The open-spandrel concrete arch bridge carrying Kennedy Boulevard and the station, built in 1926, is a pared-down version of a more ambitious elevated plaza scheme proposed by consulting engineer Abraham Burton Cohen. Passageways were suspended from the arches to connect the railroad station to bus stops on the bridge deck above.[3] The original mid-roadway bus stop islands have since been removed.
The center is sometimes viewed as having contributed to the decline of the district by moving the train-bus interchange, and thus pedestrians, away from other commercial activities around the square [4]

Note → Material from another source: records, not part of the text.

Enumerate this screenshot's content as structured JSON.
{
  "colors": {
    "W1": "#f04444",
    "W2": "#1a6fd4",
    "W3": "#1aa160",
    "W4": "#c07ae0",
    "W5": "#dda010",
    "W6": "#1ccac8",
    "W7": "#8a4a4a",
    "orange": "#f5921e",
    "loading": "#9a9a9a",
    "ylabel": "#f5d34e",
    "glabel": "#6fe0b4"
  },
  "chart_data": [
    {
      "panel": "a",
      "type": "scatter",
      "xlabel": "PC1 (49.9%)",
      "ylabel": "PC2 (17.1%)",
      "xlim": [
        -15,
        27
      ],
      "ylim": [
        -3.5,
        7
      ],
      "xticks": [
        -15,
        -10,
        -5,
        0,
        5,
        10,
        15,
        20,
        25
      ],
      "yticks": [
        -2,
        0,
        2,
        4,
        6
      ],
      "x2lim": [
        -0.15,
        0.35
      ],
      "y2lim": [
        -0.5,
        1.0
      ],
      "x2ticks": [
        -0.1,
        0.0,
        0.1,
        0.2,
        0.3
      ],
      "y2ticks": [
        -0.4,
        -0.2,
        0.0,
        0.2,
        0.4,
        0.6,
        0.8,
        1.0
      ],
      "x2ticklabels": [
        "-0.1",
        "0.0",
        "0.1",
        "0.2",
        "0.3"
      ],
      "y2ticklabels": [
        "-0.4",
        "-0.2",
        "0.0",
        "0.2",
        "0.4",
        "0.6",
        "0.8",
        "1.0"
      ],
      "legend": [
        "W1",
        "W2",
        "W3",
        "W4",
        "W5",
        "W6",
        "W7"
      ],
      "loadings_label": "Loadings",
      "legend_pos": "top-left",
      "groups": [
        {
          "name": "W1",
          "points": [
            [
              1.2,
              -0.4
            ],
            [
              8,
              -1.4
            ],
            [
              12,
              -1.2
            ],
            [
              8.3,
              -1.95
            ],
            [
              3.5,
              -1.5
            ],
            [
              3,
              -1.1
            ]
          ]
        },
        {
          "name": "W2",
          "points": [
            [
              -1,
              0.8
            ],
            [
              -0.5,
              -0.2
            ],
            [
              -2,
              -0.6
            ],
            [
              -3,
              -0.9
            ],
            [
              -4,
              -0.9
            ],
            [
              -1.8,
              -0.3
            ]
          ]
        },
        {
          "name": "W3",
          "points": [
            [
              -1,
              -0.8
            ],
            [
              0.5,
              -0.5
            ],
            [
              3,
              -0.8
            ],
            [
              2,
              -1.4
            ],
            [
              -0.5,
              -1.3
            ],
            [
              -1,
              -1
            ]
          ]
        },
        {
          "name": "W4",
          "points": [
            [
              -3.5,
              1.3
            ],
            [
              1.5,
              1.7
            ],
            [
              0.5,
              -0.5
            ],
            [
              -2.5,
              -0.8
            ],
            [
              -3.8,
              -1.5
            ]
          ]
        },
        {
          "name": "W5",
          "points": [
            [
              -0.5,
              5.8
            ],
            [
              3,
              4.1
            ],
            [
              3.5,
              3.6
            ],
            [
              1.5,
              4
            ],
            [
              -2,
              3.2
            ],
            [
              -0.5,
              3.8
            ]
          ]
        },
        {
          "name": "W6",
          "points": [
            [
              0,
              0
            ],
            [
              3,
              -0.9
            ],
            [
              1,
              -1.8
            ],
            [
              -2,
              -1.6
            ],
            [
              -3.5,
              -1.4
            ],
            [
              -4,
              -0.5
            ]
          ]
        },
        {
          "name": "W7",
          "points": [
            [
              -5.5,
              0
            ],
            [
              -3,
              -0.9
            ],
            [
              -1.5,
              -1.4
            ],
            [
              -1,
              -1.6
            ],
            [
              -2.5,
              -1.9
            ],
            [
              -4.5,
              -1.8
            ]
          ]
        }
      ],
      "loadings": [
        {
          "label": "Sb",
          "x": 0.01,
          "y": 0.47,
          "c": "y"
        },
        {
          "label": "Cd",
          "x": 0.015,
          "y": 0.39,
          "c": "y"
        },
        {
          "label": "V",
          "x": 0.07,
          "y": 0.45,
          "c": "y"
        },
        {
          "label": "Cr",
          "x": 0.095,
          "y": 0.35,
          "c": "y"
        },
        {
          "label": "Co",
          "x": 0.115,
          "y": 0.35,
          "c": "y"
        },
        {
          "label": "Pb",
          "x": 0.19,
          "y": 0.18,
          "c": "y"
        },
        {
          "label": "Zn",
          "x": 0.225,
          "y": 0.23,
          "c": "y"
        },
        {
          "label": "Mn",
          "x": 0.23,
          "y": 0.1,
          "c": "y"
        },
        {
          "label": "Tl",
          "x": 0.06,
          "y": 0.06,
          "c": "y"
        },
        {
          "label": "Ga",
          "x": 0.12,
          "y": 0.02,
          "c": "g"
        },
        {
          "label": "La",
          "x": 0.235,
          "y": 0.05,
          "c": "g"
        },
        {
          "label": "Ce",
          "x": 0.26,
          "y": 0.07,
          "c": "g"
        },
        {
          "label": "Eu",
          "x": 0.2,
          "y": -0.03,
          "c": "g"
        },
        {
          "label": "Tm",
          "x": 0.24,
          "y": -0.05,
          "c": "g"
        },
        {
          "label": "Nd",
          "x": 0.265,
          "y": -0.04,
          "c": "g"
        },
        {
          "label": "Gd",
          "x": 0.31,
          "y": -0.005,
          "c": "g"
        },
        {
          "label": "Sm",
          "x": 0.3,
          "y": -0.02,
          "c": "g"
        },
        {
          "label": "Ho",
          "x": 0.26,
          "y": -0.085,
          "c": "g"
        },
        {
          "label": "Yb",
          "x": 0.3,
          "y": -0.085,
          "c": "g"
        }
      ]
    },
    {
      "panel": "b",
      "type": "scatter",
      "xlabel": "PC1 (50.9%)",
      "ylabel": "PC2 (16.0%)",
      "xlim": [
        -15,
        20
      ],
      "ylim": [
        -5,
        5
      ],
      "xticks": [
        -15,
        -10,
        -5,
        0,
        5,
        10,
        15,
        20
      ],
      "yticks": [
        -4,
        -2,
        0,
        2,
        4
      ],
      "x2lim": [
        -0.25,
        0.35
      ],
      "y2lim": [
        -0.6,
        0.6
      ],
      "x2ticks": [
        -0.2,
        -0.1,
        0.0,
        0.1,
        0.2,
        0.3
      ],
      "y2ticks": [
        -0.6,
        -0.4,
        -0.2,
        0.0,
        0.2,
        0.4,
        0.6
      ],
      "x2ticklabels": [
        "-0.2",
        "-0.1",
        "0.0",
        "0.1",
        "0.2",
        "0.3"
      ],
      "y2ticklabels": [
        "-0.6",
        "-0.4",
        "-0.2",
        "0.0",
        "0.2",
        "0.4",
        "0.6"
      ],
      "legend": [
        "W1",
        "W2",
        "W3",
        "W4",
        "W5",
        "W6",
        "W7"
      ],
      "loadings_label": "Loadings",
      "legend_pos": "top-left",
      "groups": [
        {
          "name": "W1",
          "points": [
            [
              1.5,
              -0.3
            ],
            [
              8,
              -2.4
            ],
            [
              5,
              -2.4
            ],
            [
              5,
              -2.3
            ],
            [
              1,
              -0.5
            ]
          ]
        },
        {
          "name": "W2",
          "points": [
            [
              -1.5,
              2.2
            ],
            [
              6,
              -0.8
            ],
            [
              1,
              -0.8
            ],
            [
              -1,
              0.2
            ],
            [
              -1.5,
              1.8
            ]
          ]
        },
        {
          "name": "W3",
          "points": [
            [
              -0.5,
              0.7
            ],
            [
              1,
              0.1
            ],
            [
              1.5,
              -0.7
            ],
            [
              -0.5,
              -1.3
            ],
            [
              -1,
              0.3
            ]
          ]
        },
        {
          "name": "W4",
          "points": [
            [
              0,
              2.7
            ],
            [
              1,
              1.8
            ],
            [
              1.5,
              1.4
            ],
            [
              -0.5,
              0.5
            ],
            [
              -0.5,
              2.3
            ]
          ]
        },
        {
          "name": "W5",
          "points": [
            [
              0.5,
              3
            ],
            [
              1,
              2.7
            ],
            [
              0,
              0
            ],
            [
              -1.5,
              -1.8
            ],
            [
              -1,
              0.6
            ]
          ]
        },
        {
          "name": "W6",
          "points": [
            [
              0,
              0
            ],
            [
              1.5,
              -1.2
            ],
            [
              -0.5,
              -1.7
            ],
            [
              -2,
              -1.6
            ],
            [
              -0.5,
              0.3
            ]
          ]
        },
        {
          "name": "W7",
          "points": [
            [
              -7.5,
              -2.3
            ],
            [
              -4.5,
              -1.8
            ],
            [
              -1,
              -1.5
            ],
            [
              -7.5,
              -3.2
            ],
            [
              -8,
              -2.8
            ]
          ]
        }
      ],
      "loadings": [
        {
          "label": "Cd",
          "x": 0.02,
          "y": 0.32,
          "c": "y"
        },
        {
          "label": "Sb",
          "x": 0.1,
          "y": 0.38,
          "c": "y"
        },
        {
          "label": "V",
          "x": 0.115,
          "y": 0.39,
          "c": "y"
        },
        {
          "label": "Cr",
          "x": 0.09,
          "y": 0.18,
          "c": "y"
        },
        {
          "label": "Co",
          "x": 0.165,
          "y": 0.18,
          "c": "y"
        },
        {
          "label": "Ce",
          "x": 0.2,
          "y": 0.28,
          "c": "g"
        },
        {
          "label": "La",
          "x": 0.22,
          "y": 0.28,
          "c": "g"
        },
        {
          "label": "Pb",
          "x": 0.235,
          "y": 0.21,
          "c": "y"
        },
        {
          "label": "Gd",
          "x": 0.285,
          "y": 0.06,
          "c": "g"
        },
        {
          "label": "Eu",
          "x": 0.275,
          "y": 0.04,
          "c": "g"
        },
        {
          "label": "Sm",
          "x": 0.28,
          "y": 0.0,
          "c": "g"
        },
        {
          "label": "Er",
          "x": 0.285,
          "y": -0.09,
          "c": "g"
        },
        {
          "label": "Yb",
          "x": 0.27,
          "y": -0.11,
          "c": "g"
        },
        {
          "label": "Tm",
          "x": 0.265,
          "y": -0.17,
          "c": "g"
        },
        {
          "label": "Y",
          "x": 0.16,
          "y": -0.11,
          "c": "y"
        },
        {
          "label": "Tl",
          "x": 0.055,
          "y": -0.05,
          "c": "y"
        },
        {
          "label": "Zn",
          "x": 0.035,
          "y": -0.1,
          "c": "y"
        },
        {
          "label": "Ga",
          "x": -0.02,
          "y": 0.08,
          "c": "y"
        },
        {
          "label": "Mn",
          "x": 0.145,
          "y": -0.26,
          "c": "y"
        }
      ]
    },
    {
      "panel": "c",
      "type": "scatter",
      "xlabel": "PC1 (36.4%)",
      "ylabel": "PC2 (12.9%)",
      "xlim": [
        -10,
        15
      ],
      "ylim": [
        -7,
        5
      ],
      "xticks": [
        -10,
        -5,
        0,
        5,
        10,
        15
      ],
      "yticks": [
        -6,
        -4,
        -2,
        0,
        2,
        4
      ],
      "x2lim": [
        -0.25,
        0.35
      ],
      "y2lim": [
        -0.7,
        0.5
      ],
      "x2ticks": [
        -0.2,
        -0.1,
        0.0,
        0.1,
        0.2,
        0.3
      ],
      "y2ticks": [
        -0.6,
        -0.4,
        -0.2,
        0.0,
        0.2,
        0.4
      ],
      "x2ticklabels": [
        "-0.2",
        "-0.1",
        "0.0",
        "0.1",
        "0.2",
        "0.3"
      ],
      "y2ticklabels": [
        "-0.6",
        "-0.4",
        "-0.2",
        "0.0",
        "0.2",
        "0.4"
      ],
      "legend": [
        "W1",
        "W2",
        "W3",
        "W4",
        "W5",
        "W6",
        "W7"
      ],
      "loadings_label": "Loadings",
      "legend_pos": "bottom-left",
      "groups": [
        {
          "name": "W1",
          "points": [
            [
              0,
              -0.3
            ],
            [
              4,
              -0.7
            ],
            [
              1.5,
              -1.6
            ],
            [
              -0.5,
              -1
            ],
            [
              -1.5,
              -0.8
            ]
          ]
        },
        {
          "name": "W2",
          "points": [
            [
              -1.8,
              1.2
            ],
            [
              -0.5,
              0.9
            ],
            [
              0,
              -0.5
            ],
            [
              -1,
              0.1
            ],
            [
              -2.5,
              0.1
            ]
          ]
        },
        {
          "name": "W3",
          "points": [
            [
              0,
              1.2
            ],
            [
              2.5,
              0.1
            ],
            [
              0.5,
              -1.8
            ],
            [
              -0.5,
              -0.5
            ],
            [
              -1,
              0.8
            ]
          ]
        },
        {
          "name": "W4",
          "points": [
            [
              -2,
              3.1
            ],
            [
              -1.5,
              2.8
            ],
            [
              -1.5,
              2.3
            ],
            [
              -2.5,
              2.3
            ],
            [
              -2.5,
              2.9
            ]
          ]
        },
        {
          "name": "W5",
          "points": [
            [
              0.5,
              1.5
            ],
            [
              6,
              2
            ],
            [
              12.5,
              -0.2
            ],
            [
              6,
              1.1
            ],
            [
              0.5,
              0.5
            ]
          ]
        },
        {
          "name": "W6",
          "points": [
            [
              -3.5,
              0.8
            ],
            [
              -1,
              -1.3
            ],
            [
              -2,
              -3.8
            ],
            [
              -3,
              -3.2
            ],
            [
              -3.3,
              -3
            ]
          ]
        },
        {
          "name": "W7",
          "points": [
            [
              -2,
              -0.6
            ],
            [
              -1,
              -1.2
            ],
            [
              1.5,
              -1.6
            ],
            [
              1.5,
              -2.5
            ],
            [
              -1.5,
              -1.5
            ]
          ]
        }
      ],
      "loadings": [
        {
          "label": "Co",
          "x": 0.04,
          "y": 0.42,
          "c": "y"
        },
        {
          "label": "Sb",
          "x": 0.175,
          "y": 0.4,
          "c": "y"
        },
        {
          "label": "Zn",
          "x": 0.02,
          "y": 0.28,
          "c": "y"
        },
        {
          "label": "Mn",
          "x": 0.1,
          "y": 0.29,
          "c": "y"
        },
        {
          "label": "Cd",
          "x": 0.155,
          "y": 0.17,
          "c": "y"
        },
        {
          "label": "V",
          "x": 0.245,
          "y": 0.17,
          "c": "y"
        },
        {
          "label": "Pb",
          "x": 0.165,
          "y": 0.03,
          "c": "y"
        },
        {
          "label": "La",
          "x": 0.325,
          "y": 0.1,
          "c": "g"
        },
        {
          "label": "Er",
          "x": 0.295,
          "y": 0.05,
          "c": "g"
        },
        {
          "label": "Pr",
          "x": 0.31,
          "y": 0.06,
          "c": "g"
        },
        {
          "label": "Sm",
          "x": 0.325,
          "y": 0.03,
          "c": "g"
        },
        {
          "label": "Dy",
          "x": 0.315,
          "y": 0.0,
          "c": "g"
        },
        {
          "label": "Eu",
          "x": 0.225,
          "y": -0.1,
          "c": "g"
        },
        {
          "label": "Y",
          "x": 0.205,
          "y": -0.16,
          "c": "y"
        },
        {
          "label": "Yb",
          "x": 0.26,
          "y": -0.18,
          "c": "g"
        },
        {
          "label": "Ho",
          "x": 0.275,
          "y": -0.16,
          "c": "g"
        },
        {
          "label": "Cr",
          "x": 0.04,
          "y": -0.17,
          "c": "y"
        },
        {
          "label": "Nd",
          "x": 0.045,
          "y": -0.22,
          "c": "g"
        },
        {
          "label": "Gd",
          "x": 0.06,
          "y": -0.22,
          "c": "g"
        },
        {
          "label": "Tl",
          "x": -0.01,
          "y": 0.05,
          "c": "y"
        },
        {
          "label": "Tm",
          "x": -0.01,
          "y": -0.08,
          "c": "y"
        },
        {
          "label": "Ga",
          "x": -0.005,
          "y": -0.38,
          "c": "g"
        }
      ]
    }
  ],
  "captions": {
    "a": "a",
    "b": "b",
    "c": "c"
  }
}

A statue of Jackie Robinson at the center was dedicated in 1998.[5]
Vicinity
Rapid transit
The Journal Square PATH station opened on April 14, 1912, as the Summit Avenue Station of the Hudson and Manhattan Railroad. Currently it is served by two lines of the Port Authority Trans Hudson, being the terminus of the Journal Square-33rd Street route.[6] At the platform level, the inside tracks are typically used by the Journal Square-33rd Street trains, while the outside tracks are used by the Newark-World Trade Center trains.
Bus
Regular frequent bus service is provided by New Jersey Transit and private enterprises for points throughout Hudson County and to the Port Authority Bus Terminal in Midtown Manhattan. There is also service to Newark, Hackensack, the Jersey Shore and Atlantic City .[7] Bus arrivals and departures use platforms accessible from within the station or via Pavonia or Sip Avenues.